Do we have any reasons to believe that Russia will be stronger next year or that at least the decline of Ukraine will be faster that the one of Russia (then the artillery theorem comes into play and Ukraine is fucked).

That Russian economy won't crash because of the sanctions kicking in?

I've spent the last two years waiting for it to crash. It has definitely shrunk, but seems to have stabilized with no new sanctions on the horizon.

That Russia's military industrial complex will be able to produce enough stuff that goes boom?

It can outproduce the EU, since the EU is involved, but Russia is committed.
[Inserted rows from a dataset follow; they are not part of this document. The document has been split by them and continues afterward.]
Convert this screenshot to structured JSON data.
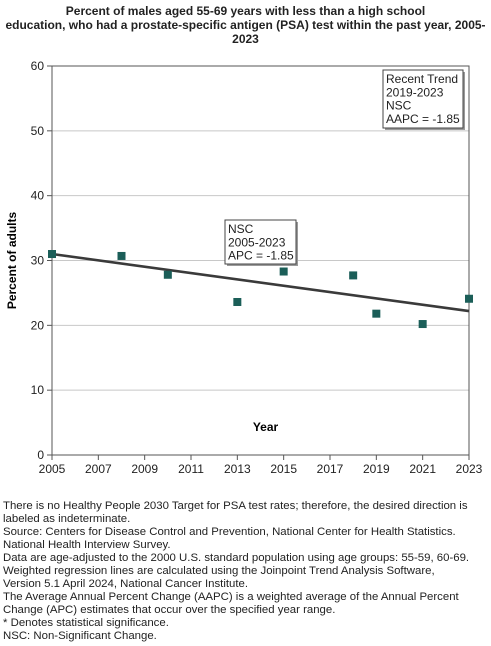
{
  "title_lines": [
    "Percent of males aged 55-69 years with less than a high school",
    "education, who had a prostate-specific antigen (PSA) test within the past year, 2005-",
    "2023"
  ],
  "chart_data": {
    "type": "scatter",
    "title": "Percent of males aged 55-69 years with less than a high school education, who had a prostate-specific antigen (PSA) test within the past year, 2005-2023",
    "xlabel": "Year",
    "ylabel": "Percent of adults",
    "xlim": [
      2005,
      2023
    ],
    "ylim": [
      0,
      60
    ],
    "x_ticks": [
      "2005",
      "2007",
      "2009",
      "2011",
      "2013",
      "2015",
      "2017",
      "2019",
      "2021",
      "2023"
    ],
    "y_ticks": [
      "0",
      "10",
      "20",
      "30",
      "40",
      "50",
      "60"
    ],
    "grid": true,
    "points": {
      "x": [
        2005,
        2008,
        2010,
        2013,
        2015,
        2018,
        2019,
        2021,
        2023
      ],
      "y": [
        31.0,
        30.7,
        27.8,
        23.6,
        28.3,
        27.7,
        21.8,
        20.2,
        24.1
      ],
      "color": "#1b5e58"
    },
    "trend": {
      "x": [
        2005,
        2023
      ],
      "y": [
        31.0,
        22.2
      ],
      "color": "#3a3a3a"
    },
    "annotations": [
      {
        "lines": [
          "NSC",
          "2005-2023",
          "APC = -1.85"
        ]
      },
      {
        "lines": [
          "Recent Trend",
          "2019-2023",
          "NSC",
          "AAPC = -1.85"
        ]
      }
    ]
  },
  "notes": [
    "There is no Healthy People 2030 Target for PSA test rates; therefore, the desired direction is",
    "labeled as indeterminate.",
    "Source: Centers for Disease Control and Prevention, National Center for Health Statistics.",
    "National Health Interview Survey.",
    "Data are age-adjusted to the 2000 U.S. standard population using age groups: 55-59, 60-69.",
    "Weighted regression lines are calculated using the Joinpoint Trend Analysis Software,",
    "Version 5.1 April 2024, National Cancer Institute.",
    "The Average Annual Percent Change (AAPC) is a weighted average of the Annual Percent",
    "Change (APC) estimates that occur over the specified year range.",
    "* Denotes statistical significance.",
    "NSC: Non-Significant Change."
  ]
}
The biggest problem Russia has to fix if it wants to win is the quality of its officer corps. Until it's fixed it can only do frontal pushes and is incapable even of Uranus-style pincer attacks.

Of course, it can't fix it because it's afraid of its army. Look at what a single former hot dog salesman could do with his PMC. No one at the top wants a general Rohlin, a colonel Vasin or even a major Kvachkov to rise through the ranks.

Caveat: It can outproduce the EU in specific areas that are very important for Somme 2: Ukraine edition but not in other key areas like say, any plane that isn't significantly older than you.

This puts a limit on their ambitions, and REALLY incentivises them to get this done one way or the other before someone donates a 3rd string f16 block 40 NATO airforce from the 90's to Ukraine.

Ah, the coup-proofing problem. Give colonels too much independence, and you need to worry about their loyalty. Select colonels for loyalty, and you need to worry about their competence. Russia isn’t competent or efficient enough to thread that needle, so it just errs on one side rather than the other.

Even selecting for loyalty is iffy - loyalties can change quickly. Better just select for incompetence to be safe.

It works out decently for regimes which can pull it off, like Iran and the USA.

The USA, despite its many policy failures, still has a sufficiently meritocratic officer corps. And Iran, being a theocracy, uses piety instead of personal loyalty, which is much less wavering.

Well yes, because piety, either to the religious establishment joined at the hip to the state or to a set of democratic ideals, allows you to give your officers more independence.

I suspect that the spread of monarchy was a way to route around this problem; the person as an institution is a formidable combination.